Amicale des Anciens Internés, Déportés et Familles du Camp de Drancy

Tout semblait se taire par Raphaël Benoilid

(Texte paru initialement dans La Lettre de l’Amicale en1997)

Un Dimanche blafard, un peu blues, un peu spleen, un jour de Janvier ordinaire en somme.

Drancy, une banlieue parisienne morose et un peu paumée, comme tant d’autres, avec son aire de jeux, sa grande place, ses cafés, ses abris-bus, et son mal de vivre. De grands blocs de béton gris, colosses ternes et sans vie, désespérément communs, genre HLM décents tout juste, pour ces exclus qu’on tolère à peine.

Mais un silence déchirant, qui pleure et qui crie.
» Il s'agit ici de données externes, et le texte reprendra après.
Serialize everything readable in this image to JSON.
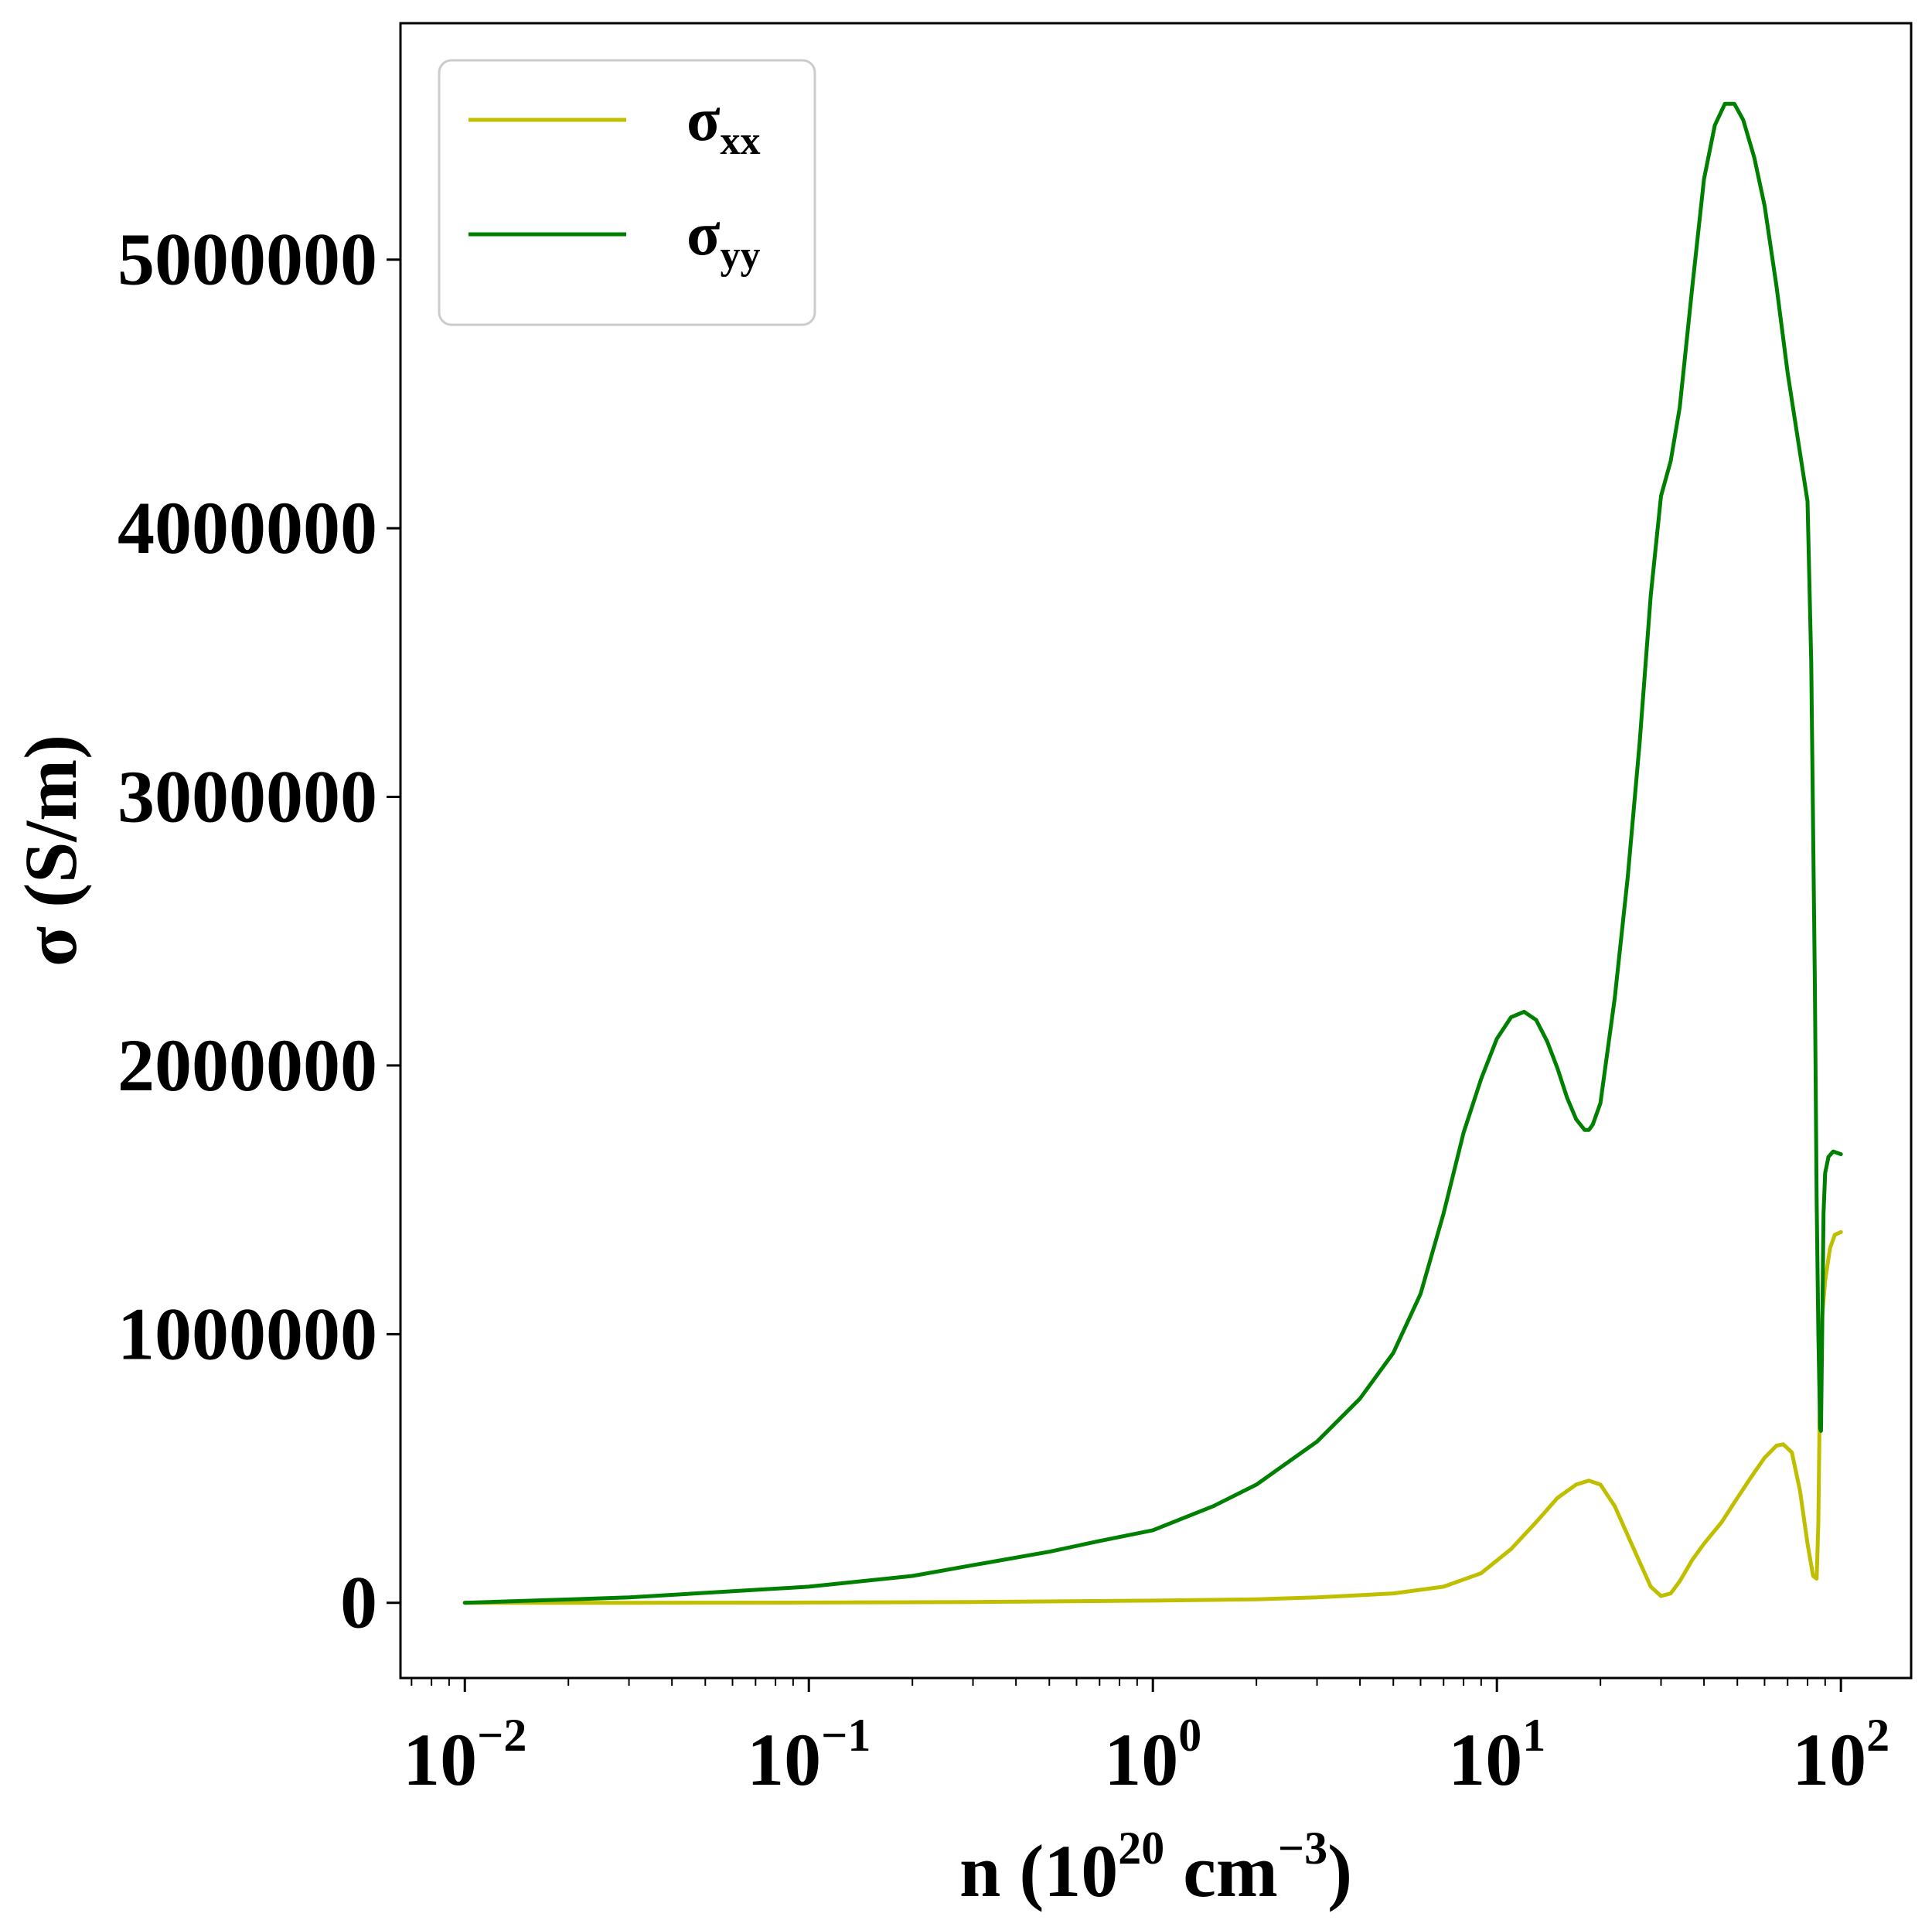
{
  "chart_data": {
    "type": "line",
    "xscale": "log",
    "xlim": [
      0.0065,
      160
    ],
    "ylim": [
      -280000,
      5880000
    ],
    "xlabel": {
      "base": "n (10",
      "sup": "20",
      "unit": " cm",
      "unit_sup": "−3",
      "close": ")"
    },
    "ylabel": "σ (S/m)",
    "x_ticks": [
      {
        "value": 0.01,
        "base": "10",
        "exp": "−2"
      },
      {
        "value": 0.1,
        "base": "10",
        "exp": "−1"
      },
      {
        "value": 1,
        "base": "10",
        "exp": "0"
      },
      {
        "value": 10,
        "base": "10",
        "exp": "1"
      },
      {
        "value": 100,
        "base": "10",
        "exp": "2"
      }
    ],
    "y_ticks": [
      {
        "value": 0,
        "label": "0"
      },
      {
        "value": 1000000,
        "label": "1000000"
      },
      {
        "value": 2000000,
        "label": "2000000"
      },
      {
        "value": 3000000,
        "label": "3000000"
      },
      {
        "value": 4000000,
        "label": "4000000"
      },
      {
        "value": 5000000,
        "label": "5000000"
      }
    ],
    "legend": {
      "position": "upper-left",
      "entries": [
        {
          "base": "σ",
          "sub": "xx",
          "color": "#bfbf00"
        },
        {
          "base": "σ",
          "sub": "yy",
          "color": "#008000"
        }
      ]
    },
    "grid": false,
    "series": [
      {
        "name": "σxx",
        "color": "#bfbf00",
        "x": [
          0.01,
          0.03,
          0.1,
          0.3,
          1,
          2,
          3,
          5,
          7,
          9,
          11,
          13,
          15,
          17,
          18.5,
          20,
          22,
          25,
          28,
          30,
          32,
          34,
          37,
          40,
          45,
          50,
          55,
          60,
          65,
          68,
          72,
          76,
          80,
          83,
          85,
          86,
          87,
          88,
          90,
          93,
          96,
          100
        ],
        "y": [
          0,
          200,
          1000,
          3000,
          8000,
          13000,
          20000,
          35000,
          60000,
          110000,
          200000,
          300000,
          390000,
          440000,
          455000,
          440000,
          360000,
          200000,
          60000,
          25000,
          35000,
          80000,
          160000,
          220000,
          300000,
          390000,
          470000,
          540000,
          585000,
          590000,
          560000,
          420000,
          220000,
          100000,
          90000,
          300000,
          850000,
          1050000,
          1200000,
          1320000,
          1370000,
          1380000
        ]
      },
      {
        "name": "σyy",
        "color": "#008000",
        "x": [
          0.01,
          0.03,
          0.1,
          0.2,
          0.3,
          0.5,
          0.7,
          1,
          1.5,
          2,
          3,
          4,
          5,
          6,
          7,
          8,
          9,
          10,
          11,
          12,
          13,
          14,
          15,
          16,
          17,
          18,
          18.5,
          19,
          20,
          22,
          24,
          26,
          28,
          30,
          32,
          34,
          37,
          40,
          43,
          46,
          49,
          52,
          56,
          60,
          65,
          70,
          75,
          80,
          82,
          84,
          85,
          86,
          87,
          87.5,
          88,
          89,
          90,
          92,
          95,
          100
        ],
        "y": [
          0,
          20000,
          60000,
          100000,
          140000,
          190000,
          230000,
          270000,
          360000,
          440000,
          600000,
          760000,
          930000,
          1150000,
          1450000,
          1750000,
          1950000,
          2100000,
          2180000,
          2200000,
          2170000,
          2090000,
          1990000,
          1880000,
          1800000,
          1760000,
          1760000,
          1780000,
          1860000,
          2250000,
          2700000,
          3200000,
          3750000,
          4120000,
          4250000,
          4450000,
          4900000,
          5300000,
          5500000,
          5580000,
          5580000,
          5520000,
          5380000,
          5200000,
          4900000,
          4580000,
          4330000,
          4100000,
          3500000,
          2300000,
          1500000,
          1000000,
          650000,
          640000,
          900000,
          1450000,
          1600000,
          1660000,
          1680000,
          1670000
        ]
      }
    ]
  }
}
Et puis la vérité, celle qui dérange, celle qu’on élude, celle qu’on chuchote, celle qu’on cache, celle enfin qu’il faut à tout prix assumer et transmettre de peur qu’on l’édulcore, qu’on l’oublie tout doucement, sans le faire vraiment exprès, ou pire encore, qu’on la révise.

Ces gratte-ciel anodins furent autant de visages de l’enfer terrestre dans lesquels une multitude de juifs, – même ceux qui pensaient ne plus l’être ou qui avaient fini par l’oublier – furent déportés, dans des conditions inhumaines, pendant des mois, voire des années, interminables. Tous dépositaires de la même angoisse, de la même attente, pourtant effrontément teintée d’espoir, de « I’après-Drancy ».

Et de fait, le camp de Drancy fut bel et bien, de 1940 à 1945, une de ces « antichambres de la mort ». En témoignent, s’il le fallait, les rails de chemin de fer qui relient le Monument mémorial au

Wagon. C’est le « chemin des martyrs » selon la terminologie de Shelomo Selinger l’homme fondateur du mémorial, qui a su resignifier la souffrance de nos parents en termes de vigilance et de recueillement.

Un monument donc d’abord, illisible sans directives parce que trop chargé de sens : la mézouza, les téfilins, les 36 justes qui soutiennent le monde, mais surtout la détresse, la déception, et la déchirure d’un peuple qui reste malgré tout obstinément, et précisément à cause de cela, attaché à ses traditions et à ses valeurs. Illisible sans doute aussi, parce que la souffrance est indicible et ineffable, parce que la folie humaine dépasse toute représentation sensible.

Mais surtout, des témoignages dignes et ô combien précieux, de ces personnes aux rides maintenant creusées par la vieillesse et par le poids de leur histoire, de l’Histoire juive, qui essaient tant bien que mal de narrer sur un ton léger, un 23 juillet 42.

Nous sommes les derniers dépositaires de ces témoignages vivants et vécus. Bientôt, la transmission, qui est notre devoir et notre responsabilité sera l’ultime véhicule du souvenir. Sachons trouver les mots et le courage d’en parler et n’oublions pas : tout semblait se taire.